Porque, aunque Dangote habla de la necesidad de que los empresarios africanos inviertan en África, da a entender que la mayoría no puede o no quiere hacerlo. «No veo a ningún país africano construyendo hoy una refinería, y si lo intentaran, les deseo mucha suerte», afirma, reflexionando sobre el enorme esfuerzo que le supuso a él. «Es posible que los africanos en general no dispongan de este tipo de capital. Incluso cuando lo tienen, no quieren invertir. Les da miedo invertir. A nosotros no».
Ningún otro magnate cuenta con el respaldo necesario para estos proyectos
Dangote tiene 650.000 razones al día por las que está en la mejor posición para ser el industrial de África. Ningún otro magnate cuenta con el balance, respaldado por el negocio del cemento, necesario para financiar proyectos de este tipo. Ninguno tiene su trayectoria. Sin embargo, puede que a Dangote le guste que sea así. Y no está tan claro si es mejor para el continente tener un único Ambani o Rockefeller, en lugar de una pléyade de magnates que compiten entre sí.
Sus empresas también siguen dependiendo en gran medida de subcontratistas extranjeros para gran parte de sus procesos técnicos y altamente especializados, desde la construcción hasta el mantenimiento.
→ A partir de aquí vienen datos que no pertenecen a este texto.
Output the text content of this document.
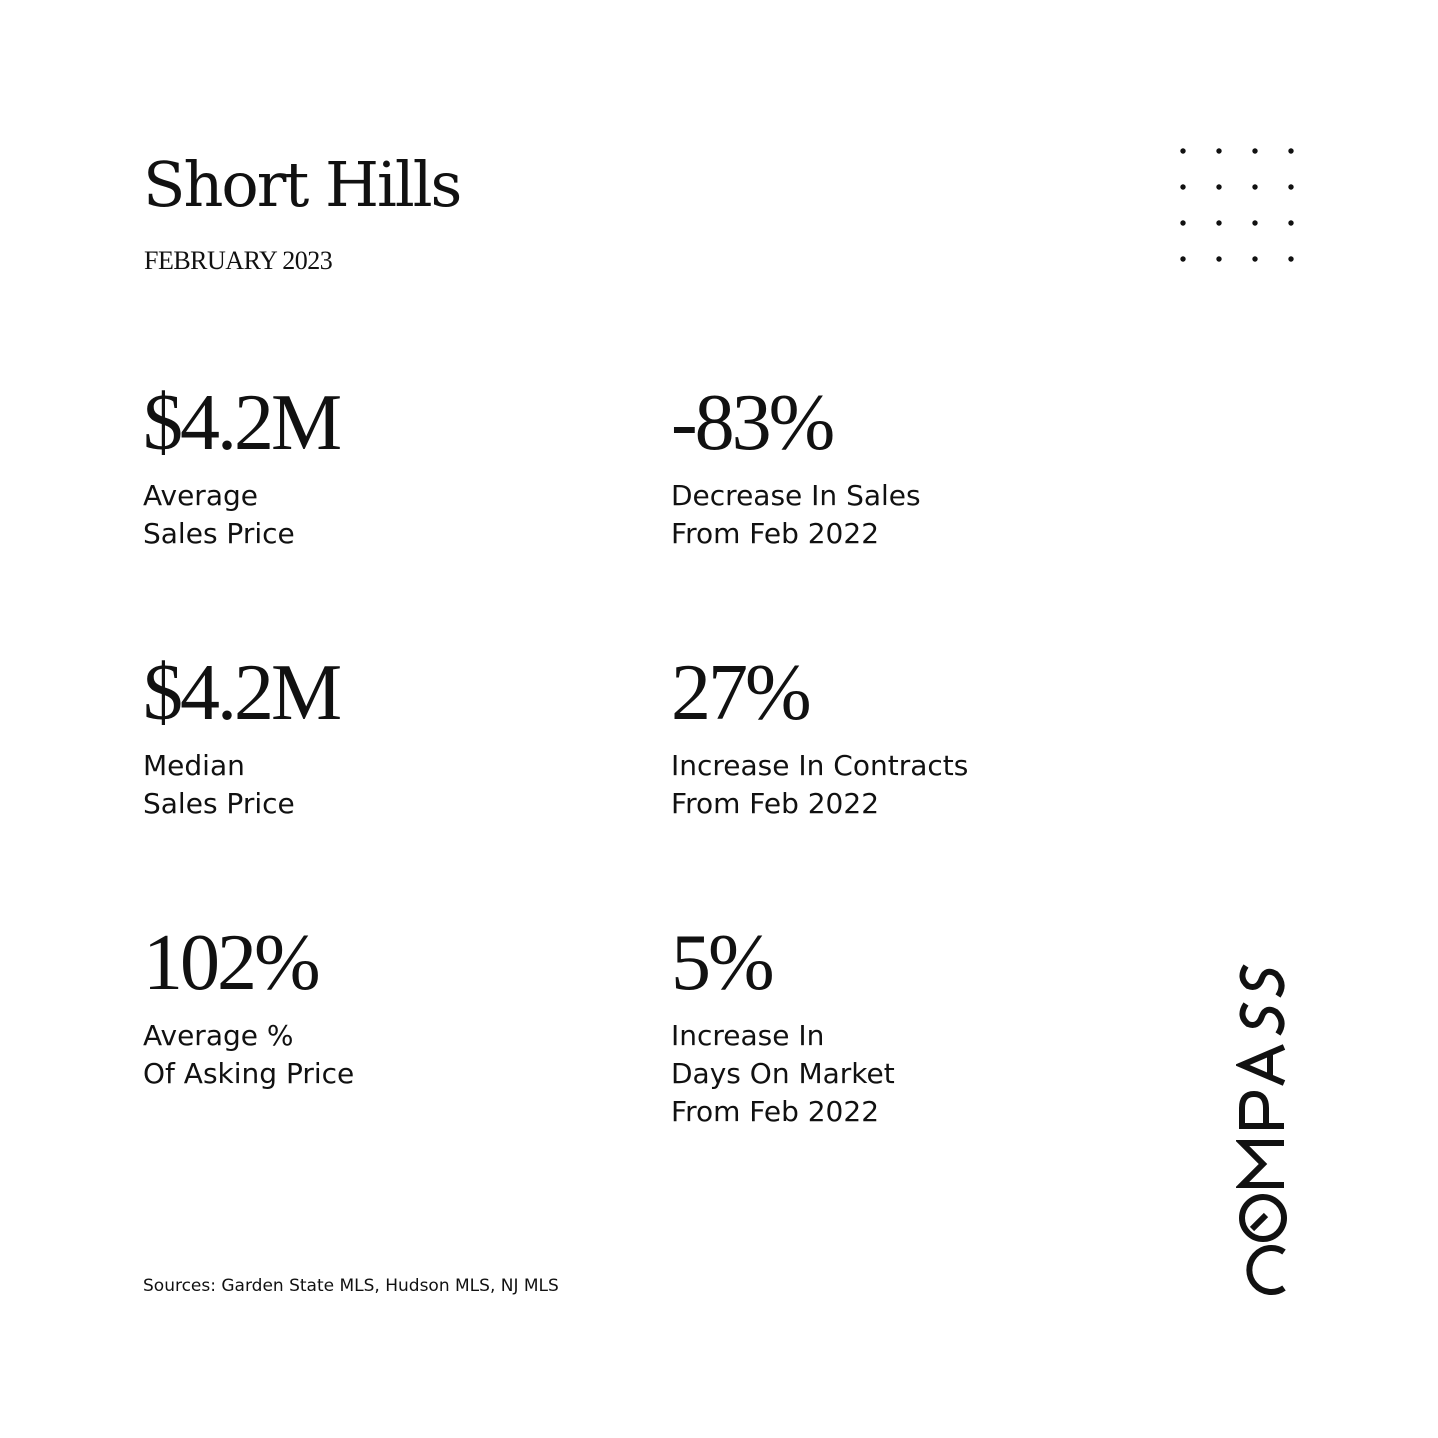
Short Hills
FEBRUARY 2023
$4.2M
Average
Sales Price
-83%
Decrease In Sales
From Feb 2022
$4.2M
Median
Sales Price
27%
Increase In Contracts
From Feb 2022
102%
Average %
Of Asking Price
5%
Increase In
Days On Market
From Feb 2022
Sources: Garden State MLS, Hudson MLS, NJ MLS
La mayoría de los directivos de la refinería son indios. El negocio del cemento mantiene una relación de larga data con Sinoma, una gran empresa china. Dangote hace caso omiso de estas críticas. «Somos muy, muy innovadores», argumenta, mencionando la refinería y la producción de cemento, altamente automatizadas.
Cuando se levanta para marcharse, una multitud de empleados surge de la nada. Hay otra reunión a la que acudir: más acuerdos que cerrar. «Cuando vuelva dentro de tres años», dice Dangote a modo de despedida, «lo que ha visto hoy será tres veces mayor».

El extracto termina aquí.